Ohio Living Will Declaration
This Living Will is created in accordance with Ohio law. It expresses my wishes regarding medical treatment if I become unable to communicate my own decisions.
Personal Information:
- Name: _____________________________
- Date of Birth: ______________________
- Address: _____________________________
- City, State, ZIP: ______________________
Declaration:
If I am diagnosed with a terminal condition, or if I am in a permanent unconscious state, and if I cannot communicate my wishes, I direct that:
- All life-sustaining treatments, including nutrition and hydration, be withheld or withdrawn, unless it would provide comfort care.
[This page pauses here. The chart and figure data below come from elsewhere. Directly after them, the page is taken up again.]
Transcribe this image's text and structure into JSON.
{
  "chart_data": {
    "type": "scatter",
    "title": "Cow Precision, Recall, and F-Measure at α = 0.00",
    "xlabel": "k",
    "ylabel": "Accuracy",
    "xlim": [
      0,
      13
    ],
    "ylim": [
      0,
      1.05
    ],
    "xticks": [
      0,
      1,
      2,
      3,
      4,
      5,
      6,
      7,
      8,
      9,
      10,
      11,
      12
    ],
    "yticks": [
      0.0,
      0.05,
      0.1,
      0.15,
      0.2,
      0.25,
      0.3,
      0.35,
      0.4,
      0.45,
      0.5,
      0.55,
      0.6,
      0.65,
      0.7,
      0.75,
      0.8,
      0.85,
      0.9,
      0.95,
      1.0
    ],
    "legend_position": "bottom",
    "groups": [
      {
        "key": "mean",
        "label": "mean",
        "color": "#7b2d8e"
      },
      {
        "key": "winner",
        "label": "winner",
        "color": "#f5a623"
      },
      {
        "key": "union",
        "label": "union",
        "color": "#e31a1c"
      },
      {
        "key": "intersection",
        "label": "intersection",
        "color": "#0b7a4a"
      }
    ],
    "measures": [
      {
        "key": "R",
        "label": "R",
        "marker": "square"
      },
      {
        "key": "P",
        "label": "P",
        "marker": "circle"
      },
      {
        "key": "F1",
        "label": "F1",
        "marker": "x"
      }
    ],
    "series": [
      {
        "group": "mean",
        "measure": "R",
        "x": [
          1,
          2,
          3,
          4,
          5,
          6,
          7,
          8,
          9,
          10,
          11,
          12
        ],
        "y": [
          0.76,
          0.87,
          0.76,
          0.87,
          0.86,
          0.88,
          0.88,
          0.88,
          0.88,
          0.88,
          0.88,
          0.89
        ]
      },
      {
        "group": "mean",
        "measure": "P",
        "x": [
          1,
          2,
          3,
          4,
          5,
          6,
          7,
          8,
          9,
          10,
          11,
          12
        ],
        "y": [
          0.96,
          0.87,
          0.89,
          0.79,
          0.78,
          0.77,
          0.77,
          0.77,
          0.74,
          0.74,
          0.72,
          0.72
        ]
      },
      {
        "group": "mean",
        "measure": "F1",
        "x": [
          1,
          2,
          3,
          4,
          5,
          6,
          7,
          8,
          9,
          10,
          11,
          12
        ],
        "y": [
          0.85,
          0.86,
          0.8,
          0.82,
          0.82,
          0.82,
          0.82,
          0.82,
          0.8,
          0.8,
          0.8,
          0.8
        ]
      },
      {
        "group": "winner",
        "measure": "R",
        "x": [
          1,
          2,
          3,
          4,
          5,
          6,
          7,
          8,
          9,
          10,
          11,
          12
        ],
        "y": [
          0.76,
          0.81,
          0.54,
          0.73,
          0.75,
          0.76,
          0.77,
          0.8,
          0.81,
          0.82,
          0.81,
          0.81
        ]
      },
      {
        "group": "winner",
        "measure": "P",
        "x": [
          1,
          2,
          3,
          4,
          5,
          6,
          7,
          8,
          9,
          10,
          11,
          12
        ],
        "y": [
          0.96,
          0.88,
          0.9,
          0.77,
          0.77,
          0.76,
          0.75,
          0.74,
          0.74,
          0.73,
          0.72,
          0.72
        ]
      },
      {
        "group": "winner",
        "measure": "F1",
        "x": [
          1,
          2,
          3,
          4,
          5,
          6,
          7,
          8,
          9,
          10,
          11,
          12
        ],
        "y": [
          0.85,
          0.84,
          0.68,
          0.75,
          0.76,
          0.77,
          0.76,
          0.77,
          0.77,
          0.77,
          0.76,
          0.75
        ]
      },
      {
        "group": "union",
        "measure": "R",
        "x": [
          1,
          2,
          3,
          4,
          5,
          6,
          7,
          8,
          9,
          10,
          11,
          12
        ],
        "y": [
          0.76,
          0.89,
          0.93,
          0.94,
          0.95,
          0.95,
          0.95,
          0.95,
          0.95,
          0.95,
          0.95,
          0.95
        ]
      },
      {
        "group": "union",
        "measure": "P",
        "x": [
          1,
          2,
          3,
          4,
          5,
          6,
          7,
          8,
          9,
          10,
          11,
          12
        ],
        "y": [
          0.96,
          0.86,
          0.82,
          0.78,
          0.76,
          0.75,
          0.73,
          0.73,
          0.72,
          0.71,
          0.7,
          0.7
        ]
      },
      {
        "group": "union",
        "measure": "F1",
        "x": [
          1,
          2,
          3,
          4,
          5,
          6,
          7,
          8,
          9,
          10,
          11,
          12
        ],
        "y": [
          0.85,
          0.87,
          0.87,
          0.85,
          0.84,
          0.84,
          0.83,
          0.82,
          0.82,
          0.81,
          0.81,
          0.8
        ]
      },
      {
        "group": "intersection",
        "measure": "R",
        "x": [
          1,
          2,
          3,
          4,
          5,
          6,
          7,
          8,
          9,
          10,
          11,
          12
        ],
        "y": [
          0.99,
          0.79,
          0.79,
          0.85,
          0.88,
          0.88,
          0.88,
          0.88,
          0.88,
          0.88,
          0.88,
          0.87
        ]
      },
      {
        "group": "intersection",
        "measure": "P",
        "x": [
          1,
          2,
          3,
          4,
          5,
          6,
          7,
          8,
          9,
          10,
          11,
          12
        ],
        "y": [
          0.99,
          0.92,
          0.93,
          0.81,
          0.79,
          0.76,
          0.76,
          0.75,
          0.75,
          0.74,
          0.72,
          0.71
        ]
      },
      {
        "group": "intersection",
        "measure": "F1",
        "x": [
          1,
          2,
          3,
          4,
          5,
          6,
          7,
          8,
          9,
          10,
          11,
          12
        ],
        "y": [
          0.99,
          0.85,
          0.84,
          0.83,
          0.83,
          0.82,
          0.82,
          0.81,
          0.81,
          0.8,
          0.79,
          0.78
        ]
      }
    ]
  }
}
- I prefer to receive pain relief even if it may hasten my death.
- In all cases, it is my wish that decisions regarding my care be guided by my values and preferences.
Healthcare Agent (Optional):
If I appoint a healthcare agent, they should follow this declaration:
- Name of Agent: ___________________________
- Address: _________________________________
- Phone Number: ___________________________
Signatures:
I declare that this Living Will reflects my wishes. I sign this document voluntarily and understand its contents.
Signature: _______________________________
Date: __________________________________
Witnesses:
- Witness 1 Signature: _______________________
- Witness 2 Signature: _______________________
This document must be signed in the presence of two witnesses or acknowledged before a notary public in order to be valid in Ohio.